February 2009, V8#2: Genealogy Monday, Feb 16 2009 

Web Site Lists Missing World War II Soldiers

Approximately 74,000 World War II soldiers have not had their remains recovered or identified.  In an attempt to aid in the recovery and identification process, the Missing Personnel World War II database was created.  The database is online at www.dtic.mil/dpmo/WWII_MIA/index.htm.  This first-ever comprehensive list is a project of the Department of Defense POW/Missing Personnel Office and was completed in 2004. 

The database was created by comparing and analyzing two sources:  “Rosters of Military Personnel Whose Remains Were Not Recovered” and “The World War II Rosters of the Dead.”  All discrepancies were settled by using the National Archives and official personnel files.  The database contains the name of the missing soldier, service number, rank, branch of service and the date of loss. 

The accounting for missing World War II service members is an ongoing project.  As remains are recovered and identified, their names are removed from the database. 

When the war ended in August 1945, over 79,000 known soldiers were unaccounted for.  This number included individuals buried as “unknown” lost at sea and missing in action. 

There are similar databases for those missing from the Korean War, the Cold War, Vietnam and the Gulf War.  More information and access to these databases are found at www.dtic.mil/dpmo.

This information was taken from Paul Follett’s column Tree Tracers published in the Lawton Constitution on April 21, 2008 – via SWOGS.

February 2008, V7#2: Genealogy Wednesday, Jan 7 2009 

Pre-1946 Military Personnel Files Made Public

The National Personnel Records Center (NPRC) in St. Louis announced the release of all pre-1946 official military personnel files to researchers.

Documents found in a typical personnel file include assignments, evaluations, awards and decorations, training, demographic information, limited medical information and disciplinary actions.  Some files contain the soldier’s photograph.

To request a copy of a file, submit standard form 180 to NPRC, 9700 Page Ave., St. Louis, MO 63132.  The veteran or next-of-kin of a deceased veteran may use eVetRecs at www.archives.gov.veterans/evetrecs.index.html.

Copies of the personnel files are $15 for 5 pages or less and $50.00 for over 6 pages.  Most files contain over 6 pages.  Files of “persons of exceptional prominence” are $.75 per page.

Files may be viewed at the NPRC Archival Research Room in St. Louis.  The research room is open Tues-Fri, 10:00 am to 4:00 pm.  Call 314-801-0850 for a reservation.

Additional information concerning the opening of these records is found in the National Archives and Records Administration (NARA) press release at http://www.archives.gov/press/press-releases/2008/nr08-14.html.

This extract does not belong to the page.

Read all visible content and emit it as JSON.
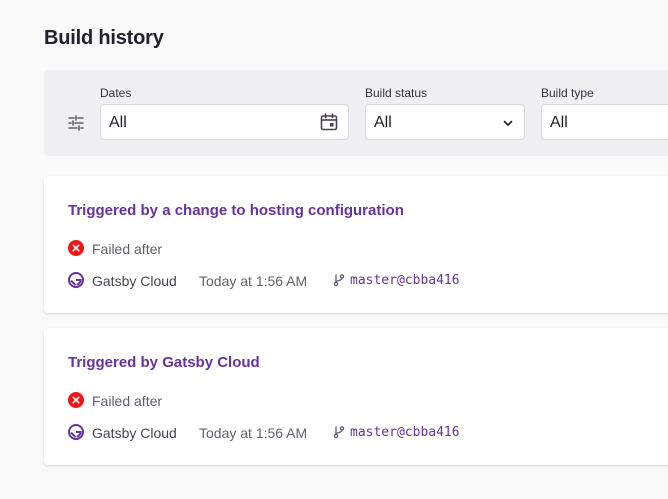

The National Personnel Records Center is the repository for the 20th century service records.  The files consist of personnel, health and medical records of discharged and deceased solders from all the services.  The repository holds over 57 million individual files.  Every year additional records will be released for public use.

Pre-World War I military records are available from the National Archives in Washington DC.  For further information, visit the NARA webpage at http://www.archives.gov/genealogy/military.

This information was taken from Paul Follett’s column Tree Tracers published in the Lawton Constitution on November 5, 2007.